Dans le détail, le Kenya s’est révélé le plus performant aux Jeux de Rio 2016, avec 13 places sur le podium, pour une délégation forte de 89 athlètes. L’Afrique du Sud a pris la deuxième place, avec 10 médailles, mais avec une équipe olympique nettement plus nombreuse (137 sélectionnés). L’Ethiopie pointe en troisième position, avec un ratio très respectable: 8 médailles pour seulement 38 engagés. Mais, autre motif d’inquiétude relevé à Abidjan, le Kenya et l’Ethiopie ont brillé dans un seul sport: l’athlétisme. L’Afrique du Sud, observée plus que jamais comme le meilleur élève du continent, a fait preuve d’un équilibre des forces unique dans le sport africain, décrochant des médailles en athlétisme, natation, aviron, rugby et triathlon.
Au cours de la dernière olympiade, l’ACNOA avait mis la main à la poche, annonçant dès le printemps 2013 une aide exceptionnelle de 607 000 dollars pour la préparation des Jeux de Rio. Elle a bénéficié à 101 athlètes africains, représentant 17 pays. L’athlétisme a hérité de la plus grosse part (74%), devant la natation (14%), le taekwondo (8%), le judo et la boxe. Pour l’actuelle olympiade, elle se monte à 1 million de dollars pour la période 2017-2020.
L’effort n’est pas mince. Mais l’Afrique voit grand. Elle veut avancer groupée vers Tokyo 2020, sans s’interdire de quitter sa zone de confort.
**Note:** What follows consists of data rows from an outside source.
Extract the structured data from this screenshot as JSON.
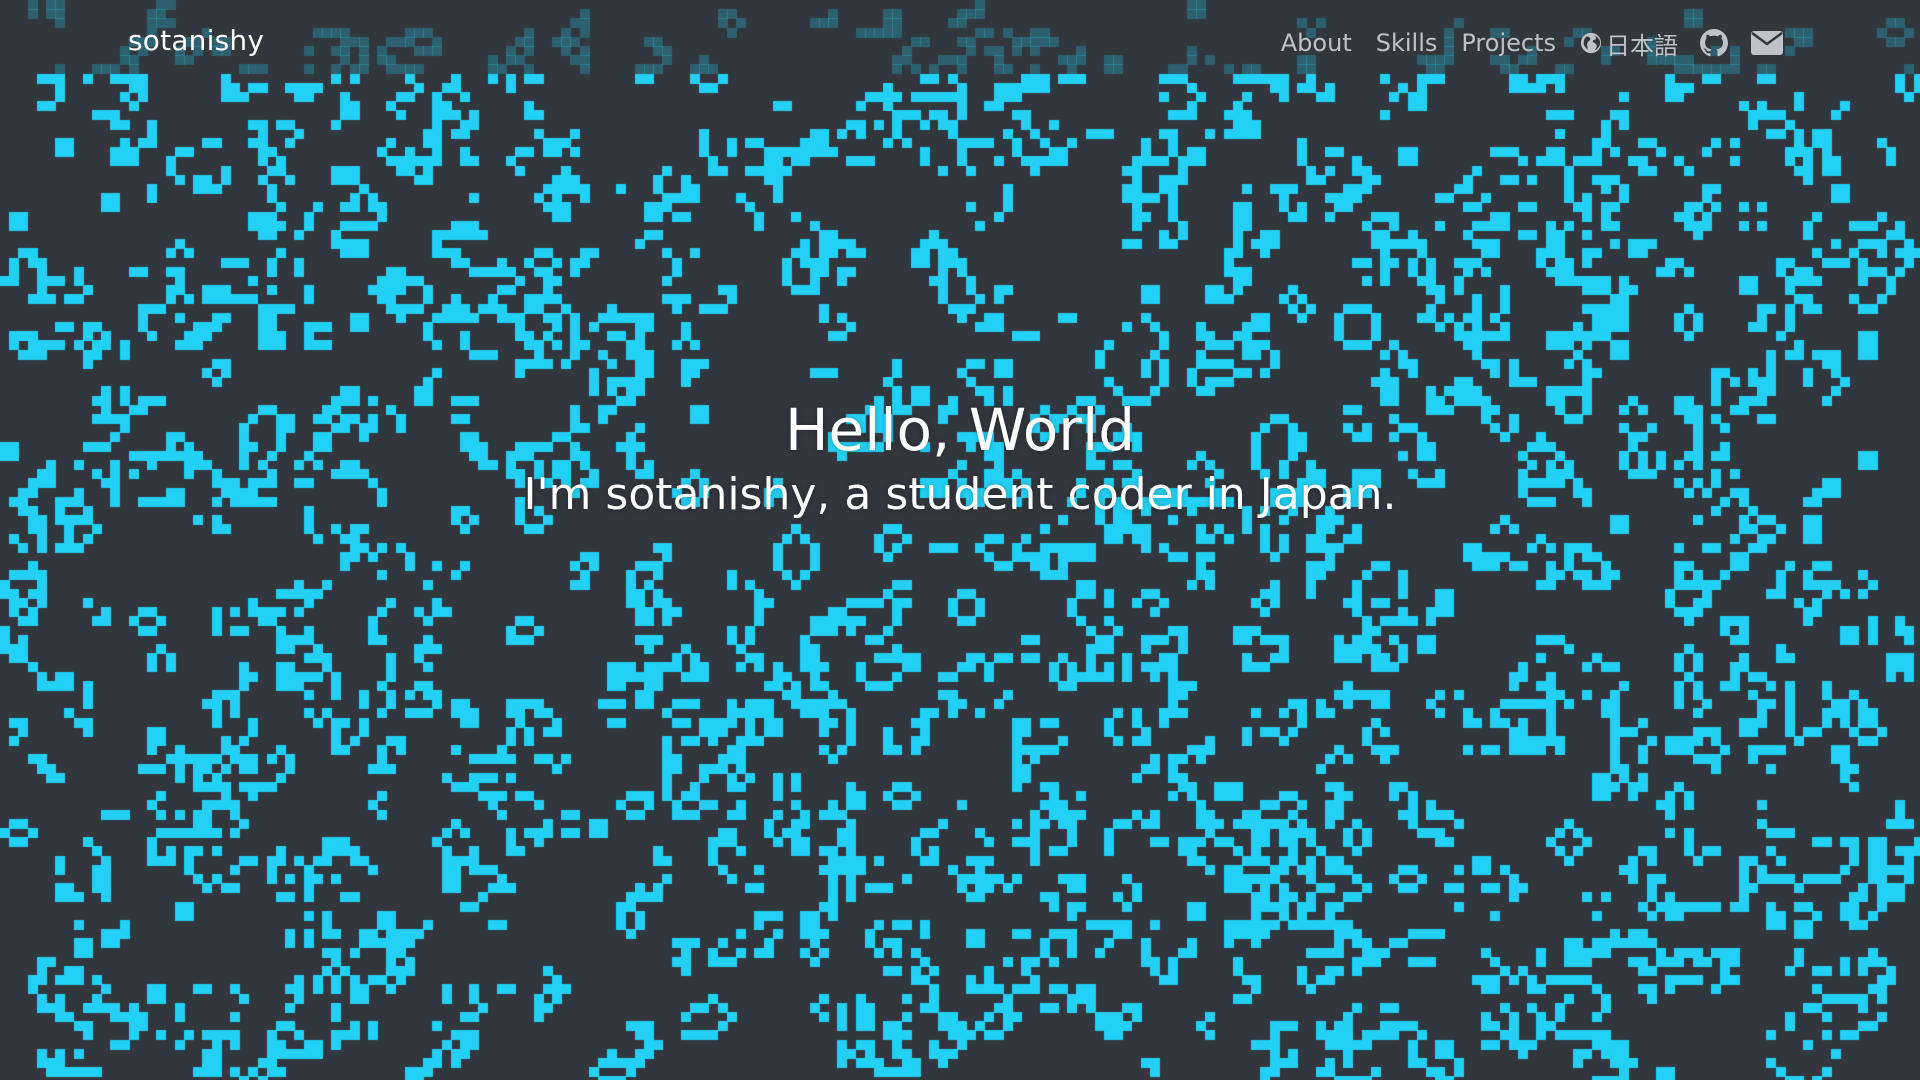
{
  "colors": {
    "background": "#32363d",
    "cell": "#22d1f5",
    "nav_text": "#bfc3c8",
    "text": "#ffffff"
  },
  "navbar": {
    "brand": "sotanishy",
    "links": [
      {
        "label": "About"
      },
      {
        "label": "Skills"
      },
      {
        "label": "Projects"
      }
    ],
    "language_label": "日本語",
    "language_icon": "globe-icon",
    "github_icon": "github-icon",
    "mail_icon": "mail-icon"
  },
  "hero": {
    "title": "Hello, World",
    "subtitle": "I'm sotanishy, a student coder in Japan."
  },
  "background": {
    "type": "game-of-life-grid"
  }
}
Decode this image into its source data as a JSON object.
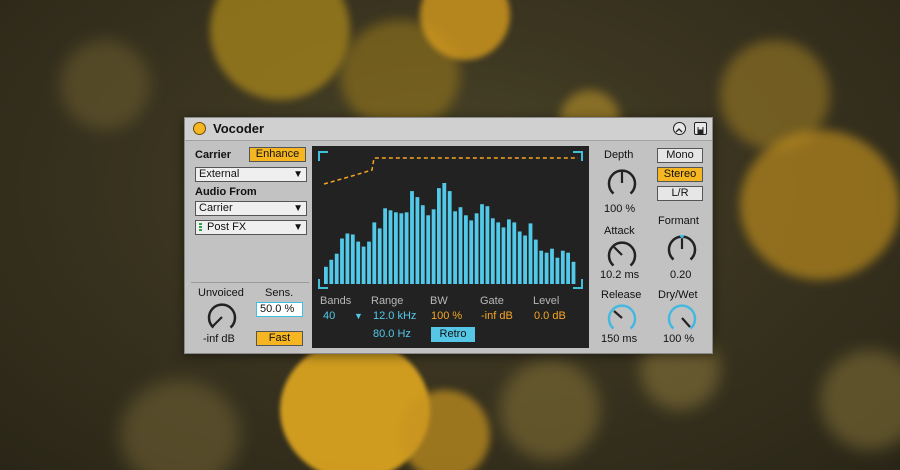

La première journée du forum de l’ACNOA l’a révélée comme une évidence: l’Afrique du Sud s’impose plus que jamais comme le modèle à suivre. Son équipe olympique a décroché 10 médailles aux Jeux de Rio. Elle en vise au moins 15 à Tokyo 2020, lorgnant vers le cyclisme, l’escalade ou le skateboard comme autant de nouveaux terrains de conquête. Son organisation à l’occidentale, structurée et planifiée, fait des envieux. «Mais rien n’est dû au hasard, nous avons beaucoup investi», explique le président du comité national olympique d’Afrique du Sud, Gideon Sam. Nous avons beaucoup investi.  Pour Lassana Palenfo, président de l’A.c.n.o.a, l’Afrique ira à Tokyo pour viser toujours plus de podiums. Rendez-vous est pris.